A second-generation immigrant chronicles a long and circuitous path to love and contentment in this memoir.
Garg has a high-flyer’s résumé that includes degrees from the University of Chicago and Harvard in addition to tenures as a White House fellow, an Aspen Institute Henry Crown fellow, and senior executive at Exelon. His parents, who emigrated from India, encouraged him and his siblings to be the best and achieve the most, but only via professional paths they deemed lucrative and boast-worthy. For years, Garg pursued the prescribed degrees, positions, and networking opportunities.
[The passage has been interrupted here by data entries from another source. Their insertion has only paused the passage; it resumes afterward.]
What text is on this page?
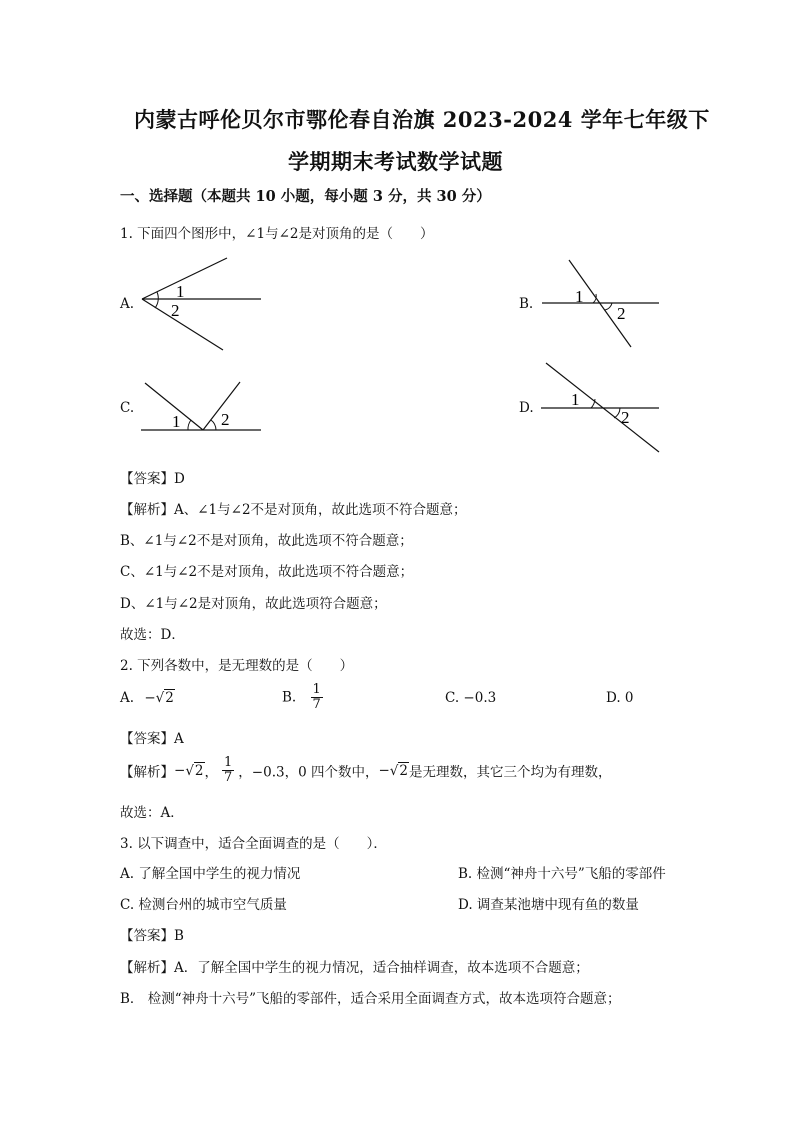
内蒙古呼伦贝尔市鄂伦春自治旗 2023-2024 学年七年级下
学期期末考试数学试题
一、选择题（本题共 10 小题，每小题 3 分，共 30 分）
1. 下面四个图形中，∠1与∠2是对顶角的是（　　）
A.
1
2	B. 1
2
C.
1 2
D. 1
2
【答案】D
【解析】A、∠1与∠2不是对顶角，故此选项不符合题意；
B、∠1与∠2不是对顶角，故此选项不符合题意；
C、∠1与∠2不是对顶角，故此选项不符合题意；
D、∠1与∠2是对顶角，故此选项符合题意；
故选：D．
2. 下列各数中，是无理数的是（　　）
A. −√2	B. $\frac{1}{7}$	C. −0.3	D. 0
【答案】A
【解析】−√2， $\frac{1}{7}$ ，−0.3，0 四个数中，−√2是无理数，其它三个均为有理数，
故选：A．
3. 以下调查中，适合全面调查的是（　　）．
A. 了解全国中学生的视力情况	B. 检测“神舟十六号”飞船的零部件
C. 检测台州的城市空气质量	D. 调查某池塘中现有鱼的数量
【答案】B
【解析】A．了解全国中学生的视力情况，适合抽样调查，故本选项不合题意；
B． 检测“神舟十六号”飞船的零部件，适合采用全面调查方式，故本选项符合题意；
When an undergraduate professor encouraged him to work at the Chapin Hall Center for Children at the University of Chicago, he inspired the author to integrate his personal and professional selves, an evolution that slowly improved his daily life and helped him to realize that his parents were trapped in a cycle of coldness and cruelty that would never improve. The book’s first half reads like a recitation of accomplishments; the second half is far more complex and rewarding. The narrative might have functioned more effectively if Garg had threaded scenes throughout showing his parents in action. Still, his memoir is honest and vulnerable, both when the author is recounting times of crisis—like a full-blown seizure brought on by too much stress and caffeine—and when he’s offering confessions of poor parenting and even worse management. Garg bracingly writes that his inner “Achievement Addict” will never be satisfied—he now works to tamp down this driving force, recognizing that prioritizing “chosen family over biological family was the final liberation from the programming of Desi 1.0. It was the moment [he] stopped trying to earn love and started simply receiving and giving it.”
While uneven in tone and pacing, this memoir delivers an authentic message about personal evolution.